To investigate whether the ABBA IM domain affects conformation of membranes, we mixed lipid vesicles with the ABBA IM domain and analysed the samples using electron microscopy. These experiments revealed that the ABBA IM domain displays strong membrane tubulation activity. In the absence of IM-domains, vesicles were evenly distributed in the sample, whereas the wild-type ABBA IM domain induced clustering and tubulation of the vesicles. Similar clustering was not detected in the presence of the ABBA-IMDmut defective in PtdIns(4,5)P₂ binding (Fig. 5C). IM-domain-induced tubular structures were also observed in vesicles containing a more physiological PtdIns(4,5)P₂ concentration (5%) (Fig. 5D). The tubules induced by the ABBA IM domain were typically very long and displayed a regular diameter of approximately 68±13 nm (mean ± s.d.). A GFP-tagged ABBA IM domain induced massive formation of microspikes in C6-R cells, which is in line with its strong membrane tubulation activity in vitro. These microspikes were highly dynamic and extended several micrometers per minute (Fig. 6A and supplementary material Movie 2).

Since the dynamics of filopodia-like protrusions are considered to be driven by forces created by actin polymerisation, we monitored the growth of ABBA IM-domain-induced microspikes in the presence of the actin polymerisation inhibitor latrunculin A (0.2 μg/μl). This assay revealed a clear reduction in the number of extending microspikes in the presence of latrunculin A, indicating that the microspike formation depends both on the membrane deformation activity of the IM domain and the polymerisation of actin filaments (supplementary material Fig. S5).

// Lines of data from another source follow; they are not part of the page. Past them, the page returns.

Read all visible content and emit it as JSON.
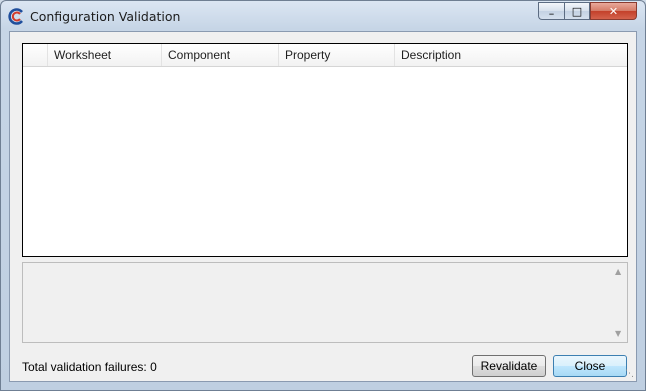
{
  "window": {
    "title": "Configuration Validation",
    "controls": {
      "minimize": "–",
      "maximize": "□",
      "close": "✕"
    }
  },
  "grid": {
    "columns": [
      "Worksheet",
      "Component",
      "Property",
      "Description"
    ],
    "rows": []
  },
  "details": {
    "text": ""
  },
  "status": {
    "text": "Total validation failures: 0"
  },
  "buttons": {
    "revalidate": "Revalidate",
    "close": "Close"
  },
  "colors": {
    "accent": "#3c7fb1",
    "close_control": "#c3402a"
  },
  "icons": {
    "app": "app-logo-icon",
    "scroll_up": "scroll-up-icon",
    "scroll_down": "scroll-down-icon",
    "grip": "resize-grip-icon"
  }
}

Interestingly, GFP-tagged full-length ABBA did not induce strong microspike formation in C6-R cells compared with cells transfected with an isolated IM domain (Fig. 6A and supplementary material Movies 1 and 2), although it localised to the plasma membrane and membrane ruffles similarly to the endogenous protein (see Fig. 3). Cellular localisation of the endogenous ABBA together with the biochemical data suggested that ABBA might be involved in the regulation of plasma membrane dynamics and cell morphology. To examine this, we silenced ABBA expression by siRNA in C6-R cells. Western blot analysis revealed a dramatic reduction in the levels of ABBA protein at 6-33 hours after siRNA transfection (Fig. 6B). Furthermore, a clear reduction in ABBA protein levels was detected by immunofluorescence in cells transfected with fluorescent ABBA siRNA oligonucleotides compared with neighboring nontransfected cells (data not shown). Depletion of ABBA did not result in gross morphological defects in C6-R cells. Furthermore, no defects in the formation of filopodia induced by activated Cdc42 and Rif constructs were detected in ABBA-knockdown cells (data not shown). To examine the dynamic behaviour of ABBA-knockdown cells, we used CellIQ, an automated cell-imaging platform and monitored the extension of freshly plated C6-R cells. Interestingly, a clear reduction in the velocity of the process extension in ABBA-knockdown cells compared with control cells on both laminin- and collagen-coated surfaces was detected (Fig. 6C,D and data not shown). The maximum velocity of the cell process outgrowth on laminin coated surfaces was ∼8 μm/hour in ABBA-knockdown cells compared with ∼20 μm/hour in cells transfected with control siRNA duplexes. The difference was further confirmed by transfecting ABBA-knockdown cells simultaneously with siRNA-resistant GFP-rescue or GFP constructs and measuring the total lengths of the cells 1.5 hours after replating (Fig. 6E,F). This analysis also revealed a significant difference between the average lengths of extending control cells and ABBA-knockdown cells (P<0.01, Tukey test). Expression of the siRNA-resistant GFP-ABBA construct rescued this defect in ABBA-knockdown cells (Fig. 6F).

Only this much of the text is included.